Newspapermen and broadcasters turned their buggy whips into more buggy whips, and then took their 30-percent returns and turned them into massive debt as big corporations acquired other big corporations. Meantime, local publishers sank money into bigger and better buggy-whip factories erected as monuments to their business acumen.
The "digital newspaper" could wait. Half-assed efforts on this "Internet" thing would have to do.
Pared-down electronic versions of print ads would suffice as a digital business model as well. What would you expect on a medium capable of text, audio, video and instant connectivity -- instant shopping without even having to click away from the Daily Blab's website?
THE TROUBLE IS, the "information superhighway" had ideas of its own. More precisely, the billions of people using it had distinct ideas of their own, ideas that didn't jibe at all with publishers' or broadcasters'.
Newspaper people -- as reflected in the above video -- thought the digital revolution would be the equivalent of an electronic newspaper vending machine. When they put their own product out on the World Wide Web for free, it had to have been with the assumption that the genie could be put back into the bottle.
Also, there must have been a like assumption that few would seek to become digital "publishers" and, furthermore, couldn't make a buck at it if they dared to try. Because -- in the ossified minds of the ossified types in ossified "mainstream media" boardrooms everywhere -- the thought of "new media" philistines making a digital go of it without the expense of a sprawling buggy-whip infrastructure and 19th-century distribution network was just crazy talk.
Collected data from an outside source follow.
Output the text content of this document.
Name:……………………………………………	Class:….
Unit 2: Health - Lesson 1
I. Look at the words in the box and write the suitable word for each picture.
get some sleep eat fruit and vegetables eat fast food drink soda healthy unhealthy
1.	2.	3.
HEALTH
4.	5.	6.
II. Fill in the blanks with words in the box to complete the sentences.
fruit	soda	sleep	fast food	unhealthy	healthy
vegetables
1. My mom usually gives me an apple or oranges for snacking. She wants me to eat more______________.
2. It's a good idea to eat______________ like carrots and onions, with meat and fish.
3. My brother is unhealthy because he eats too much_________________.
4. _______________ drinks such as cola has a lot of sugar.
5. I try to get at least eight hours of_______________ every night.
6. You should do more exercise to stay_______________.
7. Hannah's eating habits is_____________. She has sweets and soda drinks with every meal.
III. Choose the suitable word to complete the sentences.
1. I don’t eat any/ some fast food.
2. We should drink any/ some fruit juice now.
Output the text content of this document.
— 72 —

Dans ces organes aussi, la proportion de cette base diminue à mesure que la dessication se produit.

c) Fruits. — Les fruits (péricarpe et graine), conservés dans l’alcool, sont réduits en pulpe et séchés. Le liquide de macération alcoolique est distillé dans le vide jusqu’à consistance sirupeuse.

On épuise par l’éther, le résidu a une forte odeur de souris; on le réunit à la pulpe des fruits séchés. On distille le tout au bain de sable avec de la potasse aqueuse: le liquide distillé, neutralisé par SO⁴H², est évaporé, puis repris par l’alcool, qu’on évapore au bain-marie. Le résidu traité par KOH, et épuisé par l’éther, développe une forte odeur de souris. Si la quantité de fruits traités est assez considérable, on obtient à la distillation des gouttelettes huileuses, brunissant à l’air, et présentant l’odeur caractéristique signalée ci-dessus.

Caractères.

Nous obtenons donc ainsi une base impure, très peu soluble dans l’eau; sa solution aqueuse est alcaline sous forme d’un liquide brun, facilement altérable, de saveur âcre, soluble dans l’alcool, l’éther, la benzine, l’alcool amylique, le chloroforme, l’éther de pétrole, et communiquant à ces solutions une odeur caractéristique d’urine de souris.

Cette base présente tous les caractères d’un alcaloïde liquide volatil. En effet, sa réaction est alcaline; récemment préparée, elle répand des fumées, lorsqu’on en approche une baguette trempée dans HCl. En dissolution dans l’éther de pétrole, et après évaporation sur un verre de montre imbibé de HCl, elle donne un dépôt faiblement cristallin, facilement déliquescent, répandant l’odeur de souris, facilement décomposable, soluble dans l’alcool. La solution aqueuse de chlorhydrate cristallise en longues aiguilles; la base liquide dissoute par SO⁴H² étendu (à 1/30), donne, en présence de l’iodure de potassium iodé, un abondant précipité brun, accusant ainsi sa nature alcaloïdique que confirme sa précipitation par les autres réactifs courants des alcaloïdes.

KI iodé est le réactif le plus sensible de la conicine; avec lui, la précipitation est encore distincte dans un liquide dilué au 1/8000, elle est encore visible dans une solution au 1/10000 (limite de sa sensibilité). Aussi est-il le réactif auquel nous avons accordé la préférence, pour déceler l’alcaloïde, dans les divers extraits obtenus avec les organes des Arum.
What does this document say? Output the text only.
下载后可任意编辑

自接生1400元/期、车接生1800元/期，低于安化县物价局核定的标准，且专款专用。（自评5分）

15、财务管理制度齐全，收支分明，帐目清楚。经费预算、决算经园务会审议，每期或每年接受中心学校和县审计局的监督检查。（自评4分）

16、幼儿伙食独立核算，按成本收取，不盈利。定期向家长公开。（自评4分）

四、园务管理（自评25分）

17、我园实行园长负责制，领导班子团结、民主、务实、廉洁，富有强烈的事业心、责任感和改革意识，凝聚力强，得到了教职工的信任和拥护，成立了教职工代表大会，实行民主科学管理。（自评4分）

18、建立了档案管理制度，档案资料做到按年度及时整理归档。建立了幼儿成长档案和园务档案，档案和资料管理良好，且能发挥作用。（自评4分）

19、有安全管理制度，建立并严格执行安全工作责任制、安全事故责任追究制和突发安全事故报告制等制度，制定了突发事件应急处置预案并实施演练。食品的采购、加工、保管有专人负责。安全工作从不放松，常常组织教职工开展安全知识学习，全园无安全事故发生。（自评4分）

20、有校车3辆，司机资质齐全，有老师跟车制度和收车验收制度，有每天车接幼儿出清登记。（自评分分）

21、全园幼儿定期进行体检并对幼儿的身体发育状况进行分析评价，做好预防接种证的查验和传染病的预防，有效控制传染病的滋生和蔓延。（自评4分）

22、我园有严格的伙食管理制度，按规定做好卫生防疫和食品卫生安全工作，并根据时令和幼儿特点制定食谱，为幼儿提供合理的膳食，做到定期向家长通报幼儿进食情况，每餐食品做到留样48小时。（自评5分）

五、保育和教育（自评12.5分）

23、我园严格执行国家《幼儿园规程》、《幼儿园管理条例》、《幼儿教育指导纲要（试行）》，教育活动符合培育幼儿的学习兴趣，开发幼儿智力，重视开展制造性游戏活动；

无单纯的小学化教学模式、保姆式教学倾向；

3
NOW, 15 years later, the newspaper industry's "bright idea" is to make readers pay for online content they now get for free -- and for which the "new media" philistines happily will continue to charge the low, low price of . . . nothing. The new "crazy talk" is someone pointing out that readers never have "paid" for news content, that advertisers always have been the ones bankrolling newspapers' journalistic undertakings.
No, it's not publishers who are crazy for not providing advertisers a decent return on a hefty investment, thus exploding the entire business model of newspapering. The "loons" are the folks pointing out plain facts.
Want to hear something crazy? Newspaper advertising revenue is at its lowest level since 1965, and newsrooms all across the country are starting to look a little like postwar Dresden. The average denuded newspaper of 2009 probably would be able to implement the Knight-Ridder Information Design Lab's digital vision of 1994 about the same time -- give or take a few years -- hell freezes over.
AS IT TURNS OUT, the above video was the last hurrah for the Knight-Ridder Information Design Lab. Knight-Ridder closed it in 1995.
Knight-Ridder itself ceased to exist in 2006, having been swallowed whole by McClatchy Newspapers. McClatchy, of course, is choking on the $2 billion in debt it took on in the process.
A major problem for the chain has been a 30-percent drop in advertising sales. I'm sure that can be remedied by expanding readership by charging folks for online content.